The following is a good example of what I might come up with on this online journal, this blog, as all the hipsters are calling it. A friend of mine told me I should do more analysis on Nef. R, more depth. There will be time in the future for long-winded manifestos and for some "heavy rotation" features, features like "Music Picks of the Week" or the like. I'm still getting my sea legs, and sometimes this site will reflect what is on the "Mr. Bobo's Table" of my brain. If you go to political blogs at all you'll notice that almost every entry is like an Op-Ed piece within your local paper: What is a hot topic, and what do I want to say about it? There is too much of that already in the blogosphere. I strongly feel there is always room for nonsense, and Jello as well. (If you're scratching your head over the ref. to one Mr. Bobo, then you didn't watch enough Cheers)
The item that caught my eye today is the new LEGO/Star Wars video game. Yes, I'm one of those men in their mid-30's that cannot shed their video game roots - and why should I? If you were a boy lucky enough to come of age when the Atari 2600 was THE holiday gift, and the Combat game seemed as detailed and rich as today's military training programs, then you know where I'm coming from. I have watched the latest renaissance with joy. With XBox Live I can play some snot-nosed Midwestern kid - a real-time human opponent - in FIFA soccer while sitting on my couch and eating my Mixed Berry gummies. That is quite a leap.
The "creative" team in question decided to make a video game for the latest consoles featuring on-screen characters (see screenshot above) that appear exactly as real LEGO people appear : little overweight midgets with 3-D horseshoe hands and a facial expression that suggests mild retardation. Supposedly these little Life Goes On Jedi Masters not only fit the graphical world of Star Wars but also comfort the little tyke playing this adventure with soothing, familiar icons. Even the cool spaceships that exist in this galaxy far, far away are limited to the Lego block system...who knew?
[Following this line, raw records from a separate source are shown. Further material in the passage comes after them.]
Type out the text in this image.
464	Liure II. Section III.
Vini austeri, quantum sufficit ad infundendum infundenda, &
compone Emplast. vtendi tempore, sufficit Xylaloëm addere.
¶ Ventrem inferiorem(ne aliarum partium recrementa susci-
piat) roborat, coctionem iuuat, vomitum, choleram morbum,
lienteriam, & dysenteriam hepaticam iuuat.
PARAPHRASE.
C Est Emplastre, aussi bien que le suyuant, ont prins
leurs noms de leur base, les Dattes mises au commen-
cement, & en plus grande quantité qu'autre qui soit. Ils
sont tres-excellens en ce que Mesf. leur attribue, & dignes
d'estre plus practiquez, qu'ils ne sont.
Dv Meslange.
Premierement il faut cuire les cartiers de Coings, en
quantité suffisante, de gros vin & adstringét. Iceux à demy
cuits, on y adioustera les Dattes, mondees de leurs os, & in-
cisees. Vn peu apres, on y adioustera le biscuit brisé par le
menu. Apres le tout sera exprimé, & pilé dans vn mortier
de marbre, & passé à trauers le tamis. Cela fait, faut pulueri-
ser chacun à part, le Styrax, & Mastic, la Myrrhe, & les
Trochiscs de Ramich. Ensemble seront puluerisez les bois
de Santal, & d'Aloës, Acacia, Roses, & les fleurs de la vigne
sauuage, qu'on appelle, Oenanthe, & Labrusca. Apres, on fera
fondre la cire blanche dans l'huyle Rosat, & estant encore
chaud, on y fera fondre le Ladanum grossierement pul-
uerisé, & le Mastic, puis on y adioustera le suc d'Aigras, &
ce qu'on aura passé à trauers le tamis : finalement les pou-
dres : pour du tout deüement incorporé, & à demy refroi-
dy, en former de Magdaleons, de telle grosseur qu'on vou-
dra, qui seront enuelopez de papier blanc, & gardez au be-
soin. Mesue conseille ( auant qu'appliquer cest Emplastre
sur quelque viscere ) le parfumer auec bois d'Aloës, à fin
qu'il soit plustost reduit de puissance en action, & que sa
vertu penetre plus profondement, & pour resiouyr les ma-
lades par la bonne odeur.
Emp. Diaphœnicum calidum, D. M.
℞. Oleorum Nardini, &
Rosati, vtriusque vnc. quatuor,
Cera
Why not just chuck the Lego license entirely and pay the graphic artists to create vivid player characters that fill your screen with color and detail but tone down the violence and sell it as a G-rated kids Star Wars game? No, lets just give 'em some of the same plastic shit they get out of the box.
Perhaps this works on some level. I don't know. They call it "kid-friendly" in the one of the taglines. How about this one : "We've imagined the plastic for you."
UPDATE: A friend with an MBA tells me that this is good marketing at work. He is probably right, and the game will sell well. I still think the kids would rather look at the kind of visuals that they can see in their heads using a little imagination, not the plastic little man in their hands.